By way of background, withdrawal liability is imposed upon an employer when it withdraws from a multiemployer pension fund, and a withdrawal may be either partial or complete. If an employer incurs a partial withdrawal and subsequently incurs either another partial or a complete withdrawal, ERISA directs that the employer be given a credit for the first partial withdrawal. ERISA also limits an employer’s obligation to twenty years of payments.

In GCIU-Employer Retirement Fund v. Quad Graphics, Inc., the employer incurred a partial withdrawal followed by a complete. In calculating the subsequent complete withdrawal liability, the plan applied the 20-year cap only after applying the credit for the prior partial. The employer disputed the sequence of calculations, claiming the 20-year cap on the complete withdrawal should be applied before rather than after the application of the credit for the prior partial. The difference between the two methods is huge, and often amounts to millions of dollars.
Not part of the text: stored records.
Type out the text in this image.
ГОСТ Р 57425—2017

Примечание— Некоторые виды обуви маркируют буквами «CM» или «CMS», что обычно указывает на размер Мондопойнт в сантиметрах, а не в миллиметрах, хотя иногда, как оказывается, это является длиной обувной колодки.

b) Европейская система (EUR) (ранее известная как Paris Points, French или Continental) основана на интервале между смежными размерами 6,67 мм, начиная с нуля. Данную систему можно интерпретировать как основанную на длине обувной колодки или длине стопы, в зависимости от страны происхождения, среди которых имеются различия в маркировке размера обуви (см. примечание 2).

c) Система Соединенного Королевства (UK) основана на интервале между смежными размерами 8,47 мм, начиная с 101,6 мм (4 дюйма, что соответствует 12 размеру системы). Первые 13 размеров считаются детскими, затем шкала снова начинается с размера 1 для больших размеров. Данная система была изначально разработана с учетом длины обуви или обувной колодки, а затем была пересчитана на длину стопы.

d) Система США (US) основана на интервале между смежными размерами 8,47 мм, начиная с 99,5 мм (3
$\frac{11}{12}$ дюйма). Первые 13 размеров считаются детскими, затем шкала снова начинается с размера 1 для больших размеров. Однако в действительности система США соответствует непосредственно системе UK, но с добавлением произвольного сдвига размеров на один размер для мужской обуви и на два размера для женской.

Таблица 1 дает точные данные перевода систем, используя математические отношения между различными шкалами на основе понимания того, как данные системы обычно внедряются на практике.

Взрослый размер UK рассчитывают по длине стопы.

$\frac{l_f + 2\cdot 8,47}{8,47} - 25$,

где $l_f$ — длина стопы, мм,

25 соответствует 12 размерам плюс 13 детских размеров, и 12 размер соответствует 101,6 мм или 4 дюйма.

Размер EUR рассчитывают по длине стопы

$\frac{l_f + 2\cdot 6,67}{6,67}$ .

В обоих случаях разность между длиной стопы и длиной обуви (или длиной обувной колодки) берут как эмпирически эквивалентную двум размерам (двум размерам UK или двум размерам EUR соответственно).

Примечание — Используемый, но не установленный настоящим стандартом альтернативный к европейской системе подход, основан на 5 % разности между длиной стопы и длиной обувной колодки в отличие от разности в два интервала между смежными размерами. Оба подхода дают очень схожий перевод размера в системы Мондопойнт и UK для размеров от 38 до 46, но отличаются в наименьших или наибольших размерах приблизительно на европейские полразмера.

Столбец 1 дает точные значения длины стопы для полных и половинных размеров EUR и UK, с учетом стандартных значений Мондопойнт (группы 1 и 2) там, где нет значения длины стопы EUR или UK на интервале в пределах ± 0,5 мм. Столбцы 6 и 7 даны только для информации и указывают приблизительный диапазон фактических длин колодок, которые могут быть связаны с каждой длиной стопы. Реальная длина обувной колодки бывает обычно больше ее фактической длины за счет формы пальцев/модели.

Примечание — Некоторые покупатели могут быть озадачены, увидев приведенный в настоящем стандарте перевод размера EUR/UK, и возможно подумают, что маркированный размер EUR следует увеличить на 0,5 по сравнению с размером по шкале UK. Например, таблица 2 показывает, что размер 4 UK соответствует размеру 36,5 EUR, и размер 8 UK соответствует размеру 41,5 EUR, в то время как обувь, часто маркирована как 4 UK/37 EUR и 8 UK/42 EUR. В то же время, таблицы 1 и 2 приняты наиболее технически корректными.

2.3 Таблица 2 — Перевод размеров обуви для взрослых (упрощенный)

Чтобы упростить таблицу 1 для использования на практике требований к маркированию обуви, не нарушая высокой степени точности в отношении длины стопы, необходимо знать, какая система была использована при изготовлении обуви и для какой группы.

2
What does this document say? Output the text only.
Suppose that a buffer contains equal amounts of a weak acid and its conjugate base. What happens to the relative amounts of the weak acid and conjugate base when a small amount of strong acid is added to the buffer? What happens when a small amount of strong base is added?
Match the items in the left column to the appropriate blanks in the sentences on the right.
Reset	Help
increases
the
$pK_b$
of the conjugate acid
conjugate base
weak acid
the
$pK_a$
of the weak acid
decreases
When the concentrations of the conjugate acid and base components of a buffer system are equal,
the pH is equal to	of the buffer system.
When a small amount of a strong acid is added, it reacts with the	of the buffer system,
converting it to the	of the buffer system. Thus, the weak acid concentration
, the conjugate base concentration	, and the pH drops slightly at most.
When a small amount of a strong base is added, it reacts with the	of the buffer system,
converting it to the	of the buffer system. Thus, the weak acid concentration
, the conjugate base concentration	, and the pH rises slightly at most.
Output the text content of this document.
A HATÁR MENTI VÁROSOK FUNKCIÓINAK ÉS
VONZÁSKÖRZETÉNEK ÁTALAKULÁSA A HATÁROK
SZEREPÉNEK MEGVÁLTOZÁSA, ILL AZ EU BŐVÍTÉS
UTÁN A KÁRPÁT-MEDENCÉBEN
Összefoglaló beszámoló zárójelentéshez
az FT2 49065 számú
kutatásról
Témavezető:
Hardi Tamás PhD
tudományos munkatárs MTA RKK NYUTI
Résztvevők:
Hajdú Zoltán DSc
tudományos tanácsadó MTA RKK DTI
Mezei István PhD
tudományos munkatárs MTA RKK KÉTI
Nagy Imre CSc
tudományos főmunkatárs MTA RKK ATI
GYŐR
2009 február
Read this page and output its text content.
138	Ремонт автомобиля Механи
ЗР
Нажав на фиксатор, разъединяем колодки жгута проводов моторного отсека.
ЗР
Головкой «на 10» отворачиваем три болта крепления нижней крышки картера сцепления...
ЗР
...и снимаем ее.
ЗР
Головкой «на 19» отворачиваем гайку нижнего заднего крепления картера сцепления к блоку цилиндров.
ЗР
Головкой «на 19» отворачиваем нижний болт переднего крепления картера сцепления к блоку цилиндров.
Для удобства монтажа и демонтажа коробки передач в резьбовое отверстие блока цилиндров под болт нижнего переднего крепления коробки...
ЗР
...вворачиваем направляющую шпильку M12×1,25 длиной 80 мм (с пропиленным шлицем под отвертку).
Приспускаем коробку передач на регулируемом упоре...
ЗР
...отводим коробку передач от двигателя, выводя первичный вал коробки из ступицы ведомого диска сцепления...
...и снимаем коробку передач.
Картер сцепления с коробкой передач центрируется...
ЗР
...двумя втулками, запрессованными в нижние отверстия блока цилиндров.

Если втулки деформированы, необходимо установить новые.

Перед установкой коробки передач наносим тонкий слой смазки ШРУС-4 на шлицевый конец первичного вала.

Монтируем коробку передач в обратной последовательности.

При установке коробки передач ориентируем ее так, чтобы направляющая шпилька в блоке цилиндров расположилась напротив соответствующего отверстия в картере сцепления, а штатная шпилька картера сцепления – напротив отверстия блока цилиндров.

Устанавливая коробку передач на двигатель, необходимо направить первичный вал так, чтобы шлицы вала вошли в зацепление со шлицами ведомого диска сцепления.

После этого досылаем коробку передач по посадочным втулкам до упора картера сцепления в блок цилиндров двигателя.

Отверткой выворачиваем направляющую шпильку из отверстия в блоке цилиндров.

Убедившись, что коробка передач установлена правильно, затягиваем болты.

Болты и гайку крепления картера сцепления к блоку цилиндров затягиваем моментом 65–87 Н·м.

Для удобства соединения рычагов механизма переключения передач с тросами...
Affirming the district court, and discounting a 33-year old PBGC opinion letter to the contrary, the Ninth Circuit held that the credit for the prior partial withdrawal is applied before the application of the 20-year cap on payments, drastically increasing the amount of payable withdrawal liability. Because the order in which these items are applied can significantly alter the amount of liability, the decision will likely be used by pension funds to decrease or even eliminate the credit for which withdrawn employers would otherwise qualify.

The primary problem with this decision is that it completely overlooks the fundamental difference between unfunded vested benefits and withdrawal liability. Indeed, some funds are so underfunded that applying the credit against the unfunded vested benefits will completely eliminate the credit.

But as the statute makes clear, an employer’s unfunded vested benefits are merely the starting point for the calculation of withdrawal liability. See 29 U.S.C. § 1381(b). Importantly, the statute makes clear that the credit is granted against withdrawal liability (as opposed to unfunded vested benefits). 29 U.S.C. § 1386(b)(“any withdrawal liability of that employer for a partial or complete withdrawal from that plan in a subsequent plan year shall be reduced by the amount of any partial withdrawal liability … of the employer with respect to the plan for a previous plan year.”)(emphasis added).

Accordingly, the credit should not be applied until the withdrawal liability – including the 20-year cap – has been fully calculated. Only after a fund has calculated the subsequent withdrawal liability should the prior partial credit be applied to reduce that subsequent withdrawal liability. And because, properly speaking, there is no withdrawal liability under the statute until the 20-year payment cap has been applied, the credit cannot be applied until this happens. It’s like trying to frost a cake before it’s been baked – it makes no sense, and all you get is a mess. Once the fundamental difference between unfunded vested benefits and withdrawal liability is grasped, it is easy to see why the Ninth Circuit made such a mess of this decision.

That said, it remains to be seen whether other circuits will follow the Ninth Circuit’s misreading of the statute. However, it is likely that most pension funds will, as it is in their interest to do so. Employers faced with a fund relying on the Quad Graphics opinion should consider all their options.